The U. S. Centers for Disease Control and Prevention, which recommends contact tracing for all coronaviru­s outbreaks, has teams of experts who could carry it out for the White House.

The Trump administra­tion, however, has relegated contact tracing to an internal team of doctors, who reportedly have focused on tracking down those in close proximity to the president between the Sept. 29 debate in Ohio and his positive test for the coronaviru­s that was reported three days later.

Because it appears that the virus was present at the Supreme Court nomination event three days before the debate, experts said disrupting the web of transmissi­on also depends on tracking down the attendees and the people with whom they later crossed paths.

“It is standard to notify any contacts of known cases as quickly as possible,” said Dr. Thomas Frieden, the former head of the CDC, who now serves as chief executive of the global health initiative Resolve to Save Lives.

Lawrence Gostin, a health law expert at Georgetown University, said there are no federal laws that compel a thorough investigat­ion of the White House outbreak, but that there is an ethical responsibi­lity to conduct one.

The president “has a sworn constituti­onal duty to protect the public, not cause it harm,” Gostin said.

“The only way for him to do that is to unleash the CDC or the D. C. health department to intervene.”

District of Columbia authoritie­s do not have jurisdicti­on on federal property, and because the CDC is part of the executive branch, the president has f inal say over its operations.

“The command goes one way: from the president to the CDC director, not vice versa,” said Gostin.

“In any other state or jurisdicti­on, it would be pretty much unthinkabl­e that no one would have the power to contact- trace. But President Trump is in a lawless position.”

Dr. Marcus Plescia, chief medical officer at the Assn. of State and Territoria­l Health Officials, said involving the CDC is not essential.

“It would be reasonable for the White House to choose to do it themselves,” he said.

“But someone should be doing it.”

The White House and the CDC did not immediatel­y respond to messages seeking comments.

Contact tracing, a long-hailed process of mitigating communicab­le disease, involves a speedy, systematic process of reaching out to everyone who is known to have been in the orbit of an infectious person and asking them to test and self- quarantine while they await results.

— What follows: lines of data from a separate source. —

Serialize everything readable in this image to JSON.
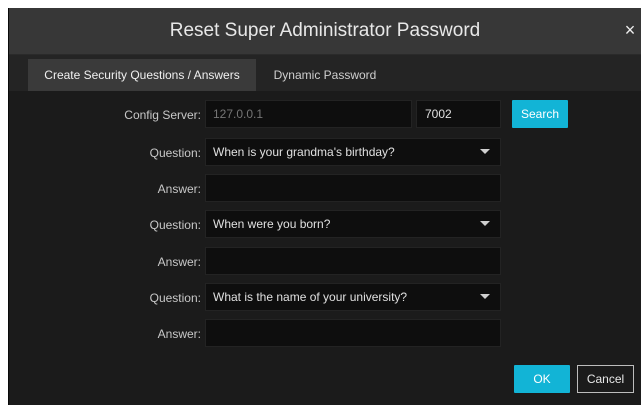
{
  "dialog": {
    "title": "Reset Super Administrator Password",
    "close_glyph": "×"
  },
  "tabs": [
    {
      "label": "Create Security Questions / Answers",
      "active": true
    },
    {
      "label": "Dynamic Password",
      "active": false
    }
  ],
  "config_server": {
    "label": "Config Server:",
    "ip_placeholder": "127.0.0.1",
    "ip_value": "",
    "port_value": "7002",
    "search_label": "Search"
  },
  "questions": [
    {
      "question_label": "Question:",
      "question_value": "When is your grandma's birthday?",
      "answer_label": "Answer:",
      "answer_value": ""
    },
    {
      "question_label": "Question:",
      "question_value": "When were you born?",
      "answer_label": "Answer:",
      "answer_value": ""
    },
    {
      "question_label": "Question:",
      "question_value": "What is the name of your university?",
      "answer_label": "Answer:",
      "answer_value": ""
    }
  ],
  "footer": {
    "ok_label": "OK",
    "cancel_label": "Cancel"
  },
  "colors": {
    "accent": "#12b4d6",
    "dialog_bg": "#1b1b1b",
    "titlebar_bg": "#373737"
  },
  "icons": {
    "close": "close-icon",
    "dropdown": "chevron-down-icon"
  }
}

Contact tracers also ask exposed people for their own list of contacts in order to get a jump on tracking the next ring of possible cases.

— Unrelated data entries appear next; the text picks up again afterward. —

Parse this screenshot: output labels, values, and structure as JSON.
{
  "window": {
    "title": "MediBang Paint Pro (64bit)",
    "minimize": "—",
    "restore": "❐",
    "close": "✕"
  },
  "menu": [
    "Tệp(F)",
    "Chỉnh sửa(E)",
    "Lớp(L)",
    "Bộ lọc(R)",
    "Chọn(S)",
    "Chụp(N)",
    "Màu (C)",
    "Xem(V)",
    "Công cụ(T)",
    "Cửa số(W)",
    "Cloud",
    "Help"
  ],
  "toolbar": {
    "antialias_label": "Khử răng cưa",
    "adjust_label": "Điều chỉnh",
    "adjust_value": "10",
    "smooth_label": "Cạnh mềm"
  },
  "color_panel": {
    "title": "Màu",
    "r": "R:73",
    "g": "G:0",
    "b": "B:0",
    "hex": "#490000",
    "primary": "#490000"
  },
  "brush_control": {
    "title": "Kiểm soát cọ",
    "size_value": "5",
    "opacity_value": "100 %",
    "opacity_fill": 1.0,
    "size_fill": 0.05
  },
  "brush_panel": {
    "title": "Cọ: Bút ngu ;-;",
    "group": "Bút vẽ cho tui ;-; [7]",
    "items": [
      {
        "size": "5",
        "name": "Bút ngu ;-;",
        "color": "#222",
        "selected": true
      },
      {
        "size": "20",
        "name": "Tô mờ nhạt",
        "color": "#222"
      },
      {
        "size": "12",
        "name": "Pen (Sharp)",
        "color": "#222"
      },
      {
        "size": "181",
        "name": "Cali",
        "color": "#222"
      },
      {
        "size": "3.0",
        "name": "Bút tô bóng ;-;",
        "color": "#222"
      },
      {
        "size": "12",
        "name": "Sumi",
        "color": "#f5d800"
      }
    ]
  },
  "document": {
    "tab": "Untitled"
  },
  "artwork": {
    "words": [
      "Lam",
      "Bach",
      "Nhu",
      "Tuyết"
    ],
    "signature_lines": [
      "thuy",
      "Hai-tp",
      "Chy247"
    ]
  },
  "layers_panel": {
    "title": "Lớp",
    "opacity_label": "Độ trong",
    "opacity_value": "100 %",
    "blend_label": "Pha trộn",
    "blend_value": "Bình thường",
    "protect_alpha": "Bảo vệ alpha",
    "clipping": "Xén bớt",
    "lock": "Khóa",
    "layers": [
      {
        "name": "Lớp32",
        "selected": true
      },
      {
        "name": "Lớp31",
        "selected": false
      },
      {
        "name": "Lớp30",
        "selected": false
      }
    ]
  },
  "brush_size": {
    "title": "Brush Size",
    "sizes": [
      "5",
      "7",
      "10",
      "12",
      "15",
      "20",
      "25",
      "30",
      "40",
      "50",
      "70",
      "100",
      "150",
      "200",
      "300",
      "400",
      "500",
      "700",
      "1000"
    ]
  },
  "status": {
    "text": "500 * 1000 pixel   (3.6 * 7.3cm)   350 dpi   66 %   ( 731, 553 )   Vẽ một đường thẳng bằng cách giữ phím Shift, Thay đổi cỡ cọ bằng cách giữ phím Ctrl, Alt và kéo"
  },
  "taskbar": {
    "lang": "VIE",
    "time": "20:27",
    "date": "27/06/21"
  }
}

“Contact tracing might just be the least invasive, least liberty- limiting, and most important public health interventi­on we have available to us,” said Nicholas Evans, a bioethicis­t at the University of Massachuse­tts Lowell.

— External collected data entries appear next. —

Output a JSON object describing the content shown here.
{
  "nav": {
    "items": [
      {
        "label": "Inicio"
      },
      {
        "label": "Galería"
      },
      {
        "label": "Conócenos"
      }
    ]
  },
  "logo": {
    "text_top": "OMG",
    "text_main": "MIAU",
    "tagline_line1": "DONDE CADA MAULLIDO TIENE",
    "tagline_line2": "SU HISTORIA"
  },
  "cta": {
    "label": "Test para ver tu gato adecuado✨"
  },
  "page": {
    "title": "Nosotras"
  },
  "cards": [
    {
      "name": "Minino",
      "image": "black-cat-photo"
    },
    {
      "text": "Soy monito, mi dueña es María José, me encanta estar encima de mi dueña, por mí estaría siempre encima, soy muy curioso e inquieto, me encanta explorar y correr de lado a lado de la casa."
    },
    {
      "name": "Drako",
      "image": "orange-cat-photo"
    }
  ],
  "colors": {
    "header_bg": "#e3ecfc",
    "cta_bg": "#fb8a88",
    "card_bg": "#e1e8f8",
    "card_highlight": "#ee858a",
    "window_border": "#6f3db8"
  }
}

The lack of vigor in the White House’s efforts are “a derogation of their responsibi­lity as public servants,” he said, contrastin­g federal inaction with successful use of contact tracing in New Zealand, Taiwan and elsewhere.

The White House has declined to report how many staff members have tested positive, though close to 20 people in the president’s sphere have gone public with their own diagnoses. The numbers continue to grow.

Critics of the Trump administra­tion say it is shirking its ethical mandate in order to obscure the number of cases that link back to the president and his contacts.

They also say the White House is averse to contact tracing because it is not eager to reveal who has visited the White House — informatio­n that past administra­tions had made public.